以上見てきたように、オスカーは、データを活用し、全てがスマホでできる等、いかにもインシュアテック、デジタルヘルスらしい特徴を備えている。しかし、単なる技術偏重の保険会社では終わっておらず、同時にコンシェルジュチームの設置や医師による24時間遠隔医療対応など、人海戦術的で、かなり人間味のある事業にも深く取り組んでおり、総合的な保険会社としての完成度が高い。
オスカーの事例は、インシュアテック、データヘルスの時代の中で、在り方を模索しているわが国生保会社にとっても、参考になる点が多いように思われる。
なお、冒頭、グーグルによるオスカーへの出資の話題に触れたが、オスカーが事業を拡大して行くにつれて、既成の保険会社やヘルスケア組織とオスカーが戦略的に提携する事例が増えてきている。
主な提携事例は以下の通りである。
- 2017年6月、医療保険大手のヒューマナとテネシー州ナッシュビルでの中小企業向け商品で戦略的提携
- 2018年1月、フランスの大手保険グループのアクサと再保険契約の締結に合意し、戦略的パートナーシップを形成
- 2019年7月、ニューヨークでのメディケアアドバンテージ事業に関して、モンテフィオーレヘルスシステムと提携
- 2020年1月、医療保険大手のシグナと一部の地域で中小企業を対象にCigna + Oscarブランドでサービスを提供する戦略的パートナーシップを発表
さらにオスカーは2020年1月1日より、薬の宅配を行う薬局スタートアップのカプセルファーマシーとの、ニューヨークにおける提携を開始した。これによりニューヨークのオスカーメンバーは、カプセルを活用することによって、処方箋を転送するだけで、当日のうちに無料で医薬品を受け取ることができるようになった。なお2016年創業のカプセルの資金調達にはオスカーの共同創業者であるジョシュア・クシュナー氏が立ち上げたベンチャーキャピタルが大きな役割を果たしている。
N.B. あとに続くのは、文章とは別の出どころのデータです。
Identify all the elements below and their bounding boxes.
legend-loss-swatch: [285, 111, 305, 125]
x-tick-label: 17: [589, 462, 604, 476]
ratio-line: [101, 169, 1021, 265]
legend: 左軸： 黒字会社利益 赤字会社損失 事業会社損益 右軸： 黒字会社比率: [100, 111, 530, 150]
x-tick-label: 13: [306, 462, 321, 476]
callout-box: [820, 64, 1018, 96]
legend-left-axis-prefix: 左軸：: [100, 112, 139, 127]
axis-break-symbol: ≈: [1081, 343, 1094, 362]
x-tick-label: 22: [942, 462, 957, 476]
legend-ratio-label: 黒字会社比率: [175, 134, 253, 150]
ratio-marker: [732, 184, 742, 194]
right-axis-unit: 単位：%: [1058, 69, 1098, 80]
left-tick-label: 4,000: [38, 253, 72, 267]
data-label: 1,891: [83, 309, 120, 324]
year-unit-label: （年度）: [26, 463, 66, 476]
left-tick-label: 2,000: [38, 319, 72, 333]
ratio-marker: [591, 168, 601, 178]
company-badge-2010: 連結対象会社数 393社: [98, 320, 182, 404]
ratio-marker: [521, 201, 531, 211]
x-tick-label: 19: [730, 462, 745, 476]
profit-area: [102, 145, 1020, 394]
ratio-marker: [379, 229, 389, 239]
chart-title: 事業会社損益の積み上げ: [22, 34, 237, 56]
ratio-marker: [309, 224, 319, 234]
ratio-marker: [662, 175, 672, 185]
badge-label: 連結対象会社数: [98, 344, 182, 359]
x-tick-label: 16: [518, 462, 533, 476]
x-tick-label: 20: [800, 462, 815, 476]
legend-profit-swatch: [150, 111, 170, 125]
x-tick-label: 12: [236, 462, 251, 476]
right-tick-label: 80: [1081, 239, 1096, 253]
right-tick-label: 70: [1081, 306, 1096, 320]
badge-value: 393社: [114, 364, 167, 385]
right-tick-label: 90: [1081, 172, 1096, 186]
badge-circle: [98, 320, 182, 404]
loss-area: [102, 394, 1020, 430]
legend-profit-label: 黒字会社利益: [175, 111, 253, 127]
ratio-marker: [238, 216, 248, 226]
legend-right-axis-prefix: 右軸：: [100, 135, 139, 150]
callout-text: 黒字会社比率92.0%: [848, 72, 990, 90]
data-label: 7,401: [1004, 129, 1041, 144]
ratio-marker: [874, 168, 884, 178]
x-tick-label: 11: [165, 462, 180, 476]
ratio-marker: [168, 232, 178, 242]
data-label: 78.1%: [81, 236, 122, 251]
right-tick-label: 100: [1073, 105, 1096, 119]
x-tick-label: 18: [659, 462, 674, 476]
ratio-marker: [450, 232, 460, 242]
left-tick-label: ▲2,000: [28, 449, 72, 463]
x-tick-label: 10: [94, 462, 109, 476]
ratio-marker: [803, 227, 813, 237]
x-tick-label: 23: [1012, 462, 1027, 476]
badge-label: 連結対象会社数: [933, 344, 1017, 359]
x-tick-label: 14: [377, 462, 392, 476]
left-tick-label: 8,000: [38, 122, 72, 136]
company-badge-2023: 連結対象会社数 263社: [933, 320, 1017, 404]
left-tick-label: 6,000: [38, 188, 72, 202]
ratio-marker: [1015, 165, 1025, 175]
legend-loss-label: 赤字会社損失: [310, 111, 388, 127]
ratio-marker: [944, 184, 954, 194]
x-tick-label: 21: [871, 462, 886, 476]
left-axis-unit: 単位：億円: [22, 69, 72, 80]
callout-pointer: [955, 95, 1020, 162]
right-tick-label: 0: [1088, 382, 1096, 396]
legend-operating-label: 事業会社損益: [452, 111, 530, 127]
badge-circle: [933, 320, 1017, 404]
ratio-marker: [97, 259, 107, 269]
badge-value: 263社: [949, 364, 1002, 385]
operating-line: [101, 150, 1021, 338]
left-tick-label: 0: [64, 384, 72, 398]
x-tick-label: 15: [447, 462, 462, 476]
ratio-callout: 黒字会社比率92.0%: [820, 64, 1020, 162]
オスカーとグーグルの関係につき付言すれば、オスカーは設立以来、グーグルグループからベンチャーキャピタル子会社(Capital G)による投資等を受けてきたが、2018年にはついにグループ中核会社から出資を受け入れたことで注目が高まったものである。ただしグーグルのオスカー持株比率は10%程度と低い。出資とあわせてグーグルの初期設立メンバーであり、ユーチューブの前CEOでもあるSalar Kamangar氏がオスカーの取締役に就任した。グーグルもヘルスケア関連事業への取組を強めつつある中、両社の今後の関係が注目される。
2020年初頭の新型コロナウイルス感染症パンデミックの影響がオスカーにどのように現れるのかは今後の動向を見なければならない。
米国ではパンデミックの中、当局の要請を受けて、医療保険各社は、本来の契約条項では患者負担になるはずであったかもしれないコロナ関連のPCR検査料やその後の入院費用等について、患者に負担を請求することを放棄し、自己負担ゼロでの検査と治療に協力している。これは医療保険会社にとって負担である。一般に新興企業は資本蓄積が薄いはずなので、今回のような非常事態には抵抗力がなく、経営上の問題を抱えるインシュアテック医療保険会社が現れることは予想される。しかし、オスカーについては、多くの投資家から得た厚い資本がある上、アクサとの再保険契約もあるので、無理なく乗り越えられる可能性が高いのではないかと思われる。
なお、コロナ禍を機にテクノロジーや遠隔医療に対する注目が高まっている状況は、これらにいち早く取り組んできたオスカーを後押しすることになるかもしれない。
新興企業オスカーの事業展開速度はたいへん速い。事業方向性の転換もダイナミックである。スタート当初は「スマホで手続きができ、歩くと報酬がもらえる」といった点がアピールポイントの、おもしろい医療保険会社という程度のイメージだったが、年を経るにつれ、コンシェルジェチームの発足など、事業の厚みを増し、充実度を上げてきた。もはやスタートアップという言葉はそぐわないようにも感じられる。
これからもオスカーはその姿を頻繁に変えるはずである。その動向を注視していきたいと考える。